Ok - here goes - I’ve always liked python, though definitely a noob. I was interested in python on the web and after a bit of googling, seems like TurboGears is the way to go.
First things first - decided to use mysql as the database (already have it on my machine and didn’t want to install one more database (postgresql/sqlite). Now it turns out that MySQL doesnt have a cygwin package. More googling - mysql server can’t run on cygwin due to something to do with pthreads. You can compile the mysql client on cygwin though.
That’s what I decided to do - grabbed the Linux tar.gz source from mysql.com, got it into a directory and ran ./configure --without-server, followed by make && make install. All went through fine -other than the fact that it was time consuming and pretty boring (more so since I had to download and install gcc, bintools first in cygwin)
I thought I’d got through the hard part and what remained was to install python-MySQLdb package. Off I went to
easy_install MySQLdb
No luck there - package build failed with missing library -lmysqlclient_r. Turns out that the 'thread-safe' version of mysql client (mysqlclient_r) is preferred but the mysql build doesnt build this by default. What a shame!!!
Anyway, so I wasnt going to redo the whole mysql client library build again - more README files and googling later, grabbed mysql-python-1.2.2 tarball, got it into a folder, edited site.cfg and changed 'threadsafe=false'. The next run on python setup.py build worked properly, with the python mysql linking against the non threadsafe mysqlclient library.
Think troubles are over yet? No way.
Off I went to test - started the python interpreter and did a import MySQLdb, and got a Permission Denied in some 'egg' file!!! What the heck are these egg files anyway. Well, I did’nt have much of a clue and more google later got educated that these are install packages used by the easy install system. The more I looked, the more it seems that the easy install is anything but easy :(. Anyway, this one had me floored - since I couldnt get to the line of source where the error was and had no clue how to view the contents of an 'egg' (they’re zips - but I didnt know that and very helpfully there’s hardly anyplace where they say that they’re zips with the extension of egg!!! Baaah!! - why couldn’t they just use .zip?)
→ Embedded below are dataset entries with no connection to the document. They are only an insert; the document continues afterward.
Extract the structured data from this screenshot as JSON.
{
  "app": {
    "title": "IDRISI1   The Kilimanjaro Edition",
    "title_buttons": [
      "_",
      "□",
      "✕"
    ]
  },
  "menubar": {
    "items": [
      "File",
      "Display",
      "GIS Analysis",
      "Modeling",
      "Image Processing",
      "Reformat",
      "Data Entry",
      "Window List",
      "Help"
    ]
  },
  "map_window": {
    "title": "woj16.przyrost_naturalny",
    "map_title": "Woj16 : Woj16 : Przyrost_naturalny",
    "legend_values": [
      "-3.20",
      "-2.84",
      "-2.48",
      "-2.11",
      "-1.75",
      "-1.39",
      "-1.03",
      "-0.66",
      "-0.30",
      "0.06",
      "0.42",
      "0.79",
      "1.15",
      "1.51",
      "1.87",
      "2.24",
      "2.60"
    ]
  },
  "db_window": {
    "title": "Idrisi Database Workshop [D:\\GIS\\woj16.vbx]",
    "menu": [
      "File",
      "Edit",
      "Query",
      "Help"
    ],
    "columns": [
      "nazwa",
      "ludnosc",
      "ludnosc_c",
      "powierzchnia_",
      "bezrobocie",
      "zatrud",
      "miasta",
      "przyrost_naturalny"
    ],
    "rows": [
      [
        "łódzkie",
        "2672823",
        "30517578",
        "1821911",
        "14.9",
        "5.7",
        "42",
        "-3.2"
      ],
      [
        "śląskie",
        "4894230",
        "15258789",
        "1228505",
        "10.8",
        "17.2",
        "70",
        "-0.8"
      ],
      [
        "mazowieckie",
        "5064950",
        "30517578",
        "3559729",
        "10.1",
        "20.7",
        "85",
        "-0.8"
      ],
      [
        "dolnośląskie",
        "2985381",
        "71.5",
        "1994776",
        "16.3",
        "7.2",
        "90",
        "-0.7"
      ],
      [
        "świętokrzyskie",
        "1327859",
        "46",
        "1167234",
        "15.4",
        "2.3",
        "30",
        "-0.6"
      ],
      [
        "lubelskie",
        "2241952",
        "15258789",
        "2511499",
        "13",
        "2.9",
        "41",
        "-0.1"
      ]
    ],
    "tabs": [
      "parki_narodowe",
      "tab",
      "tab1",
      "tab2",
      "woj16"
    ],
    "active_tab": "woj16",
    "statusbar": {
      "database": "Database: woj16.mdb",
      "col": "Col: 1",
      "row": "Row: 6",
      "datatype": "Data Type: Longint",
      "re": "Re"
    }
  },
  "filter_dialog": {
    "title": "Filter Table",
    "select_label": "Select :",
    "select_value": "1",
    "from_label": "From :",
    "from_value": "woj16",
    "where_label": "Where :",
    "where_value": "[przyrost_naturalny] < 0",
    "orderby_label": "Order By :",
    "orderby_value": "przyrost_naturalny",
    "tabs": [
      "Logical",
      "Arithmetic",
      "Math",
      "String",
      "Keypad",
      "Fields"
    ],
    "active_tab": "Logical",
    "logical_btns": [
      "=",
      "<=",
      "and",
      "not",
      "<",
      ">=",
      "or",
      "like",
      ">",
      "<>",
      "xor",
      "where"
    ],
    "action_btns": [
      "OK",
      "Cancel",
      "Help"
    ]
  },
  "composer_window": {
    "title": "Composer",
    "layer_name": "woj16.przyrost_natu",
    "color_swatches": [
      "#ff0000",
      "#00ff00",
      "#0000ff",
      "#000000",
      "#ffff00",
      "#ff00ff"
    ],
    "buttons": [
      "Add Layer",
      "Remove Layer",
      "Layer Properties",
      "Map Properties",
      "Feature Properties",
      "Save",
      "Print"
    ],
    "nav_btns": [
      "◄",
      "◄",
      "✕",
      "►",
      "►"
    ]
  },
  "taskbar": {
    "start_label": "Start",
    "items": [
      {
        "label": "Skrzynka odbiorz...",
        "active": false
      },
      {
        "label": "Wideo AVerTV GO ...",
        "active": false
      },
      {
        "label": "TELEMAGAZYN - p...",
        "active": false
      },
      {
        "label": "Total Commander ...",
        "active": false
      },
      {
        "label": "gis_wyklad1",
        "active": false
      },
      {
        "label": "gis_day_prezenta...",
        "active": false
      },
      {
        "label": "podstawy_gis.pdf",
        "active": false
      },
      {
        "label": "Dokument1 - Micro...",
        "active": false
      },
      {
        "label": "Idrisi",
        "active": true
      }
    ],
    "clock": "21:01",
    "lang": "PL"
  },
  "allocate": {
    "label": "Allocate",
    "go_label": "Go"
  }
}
More and more hard googling - and this time the info’s really sketchy till eventually found a post from a guy who asked the exact same question. Guess what, the easy_install system unzips the eggs to some folder (pointed by PYTHON_EGG_CACHE env var) and there I needed to do a chmod a+x on the _mysql.dll. Well so I did echo $PYTHON_EGG_CACHE and the var isnt set!!! Admittedly at this point, I’m not looking sharp either - what started out as a quick spin has become a quagmire of installation issues - but I’ll be damned if I let it sink me!!! Eventually, had the Eureka moment and checked ~/.python-eggs and sure enough found the truant _mysql.dll. Quick chmod a+x and presto - import MySQLdb worked!!! YAHOOOOOOOOOOOOOOOOOOOO!!!!
And now back to where I started - went back to turbogears, did a tg-admin quickstart, setup a mysql database and started with python start-testproject.py. Guess what - no luck yet - turns out that mysql cant client to my windows server with a socket.
More googling - and this time its really desperate - and more enlightenment - the windows mysqld doesnt do unix sockets - how do I force tcp/ip? Simple - use 127.0.0.1 as hostname in the connection settings instead of localhost!! Finally something that was easy to fix. Finally after 8 hours of on and off hacking away at installation issues I’m glad to see a turbogears web page.
Bottomline: Python’s great, from the looks of it, turbo gears seems well designed. Mysql is a great database - a cygwin native server would be great - or atleast a client package. But if one has to run through all these hoops just go get a 'quick spin' then adoption’s going to be difficult.
I havent tried RoR - but has someone tried a similar thing on cygwin (cygwin, ruby, RoR, mysql)? How does the experience compare - is it any easier to get off the ground?